REPUBLIKA.CO.ID, JAKARTA -- Chief Operating Officer (COO) Badan Pengelola Investasi Daya Anagata Nusantara (Danantara Indonesia) Dony Oskaria mengatakan tambang emas Martabe di Sumatera Utara yang dikelola PT Agincourt Resources akan dialihkan ke BUMN baru yakni PT Perminas.
“Ke Perminas. Jadi ada Perusahaan Mineral Nasional (Perminas) yang baru kami bentuk,” ujar Dony ketika ditemui setelah acara “Danantara: Menggerakkan Raksasa, Menyalakan Mesin Ekonomi Indonesia” yang digelar di Jakarta, Rabu (28/1/2026).
Dony mengatakan Perminas berbeda dengan MIND ID. Pemerintah mengalihkan pengelolaan Agincourt ke Perminas agar bisnisnya berada di bawah Danantara.
Nantinya, ia mengatakan Perminas akan beroperasi langsung di bawah Danantara.
“Pemerintah kan bisnisnya ada di bawah Danantara semua, kan? Tentu diserahkan ke Danantara. (Perminas) perusahaan di bawah Danantara,” ujar dia.
Meskipun demikian, Dony mengatakan bahwa komunikasi ihwal peralihan pengelolaan tambang Agincourt tidak dikomunikasikan oleh Danantara.
Ia mengatakan langkah tersebut bukan merupakan bagian dari tugas Danantara “Itu bukan dengan kami, ya. Itu nanti mungkin akan dikomunikasikan,” kata Dony.
Satuan Tugas Penertiban Kawasan Hutan (Satgas PKH) sebelumnya mengungkapkan rencana pengelolaan lahan yang dikuasai kembali dari 28 perusahaan yang dicabut izinnya karena melanggar peraturan pemanfaatan kawasan hutan.

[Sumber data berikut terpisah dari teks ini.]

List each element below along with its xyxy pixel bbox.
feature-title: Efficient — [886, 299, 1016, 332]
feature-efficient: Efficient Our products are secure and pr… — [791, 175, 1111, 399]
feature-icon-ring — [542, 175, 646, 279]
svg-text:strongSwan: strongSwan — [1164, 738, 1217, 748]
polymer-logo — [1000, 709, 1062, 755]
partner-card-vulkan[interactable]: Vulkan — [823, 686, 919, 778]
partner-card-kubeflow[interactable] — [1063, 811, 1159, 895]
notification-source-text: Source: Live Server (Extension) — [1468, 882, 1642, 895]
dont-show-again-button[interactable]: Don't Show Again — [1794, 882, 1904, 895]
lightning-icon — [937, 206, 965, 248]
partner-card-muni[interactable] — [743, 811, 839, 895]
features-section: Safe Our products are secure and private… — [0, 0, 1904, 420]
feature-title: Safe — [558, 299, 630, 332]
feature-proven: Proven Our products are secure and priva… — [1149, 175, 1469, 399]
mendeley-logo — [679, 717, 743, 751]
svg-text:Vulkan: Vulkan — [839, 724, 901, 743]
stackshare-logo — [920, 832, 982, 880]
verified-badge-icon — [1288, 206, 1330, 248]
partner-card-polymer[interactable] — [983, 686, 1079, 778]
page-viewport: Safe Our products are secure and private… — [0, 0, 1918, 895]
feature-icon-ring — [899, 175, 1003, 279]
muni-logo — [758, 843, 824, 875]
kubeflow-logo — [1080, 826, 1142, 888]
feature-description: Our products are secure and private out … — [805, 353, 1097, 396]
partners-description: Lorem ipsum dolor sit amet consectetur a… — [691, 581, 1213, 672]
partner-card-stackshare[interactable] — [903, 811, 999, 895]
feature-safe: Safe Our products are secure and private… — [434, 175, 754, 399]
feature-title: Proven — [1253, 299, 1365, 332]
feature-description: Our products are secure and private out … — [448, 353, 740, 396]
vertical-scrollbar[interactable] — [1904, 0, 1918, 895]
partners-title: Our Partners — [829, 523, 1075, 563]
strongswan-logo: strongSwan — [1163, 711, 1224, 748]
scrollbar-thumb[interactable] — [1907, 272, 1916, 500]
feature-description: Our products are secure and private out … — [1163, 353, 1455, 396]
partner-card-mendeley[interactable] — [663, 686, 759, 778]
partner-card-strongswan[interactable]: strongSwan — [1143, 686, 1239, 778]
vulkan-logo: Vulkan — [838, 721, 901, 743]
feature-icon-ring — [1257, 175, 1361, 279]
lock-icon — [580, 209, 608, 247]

Juru Bicara Satgas PKH Barita Simanjuntak di Jakarta, Selasa (28/1/2026), mengatakan pengelolaan lahan tersebut akan dikoordinasi oleh Kementerian Investasi dan Hilirisasi/BKPM (Badan Koordinasi Penanaman Modal) serta Danantara.
Selain itu, koordinasi tersebut juga bertujuan agar langkah-langkah penyelesaiannya dapat dilakukan dengan baik, terukur, efektif, dan efisien.
Adapun rencana pengelolaan lahan itu, kata Barita, dibahas dalam rapat koordinasi Satgas PKH pada Senin (26/1/2026).
Rapat tersebut dihadiri Menteri Sekretaris Negara Prasetyo Hadi, Jaksa Agung ST Burhanuddin, Kepala Badan Pengawasan Keuangan dan Pembangunan (BPKP) Muhammad Yusuf Ateh, Kementerian Kehutanan, Kementerian Investasi dan Hilirisasi, beserta seluruh unsur-unsur dari 12 kementerian/lembaga yang ada di dalam Satgas PKH.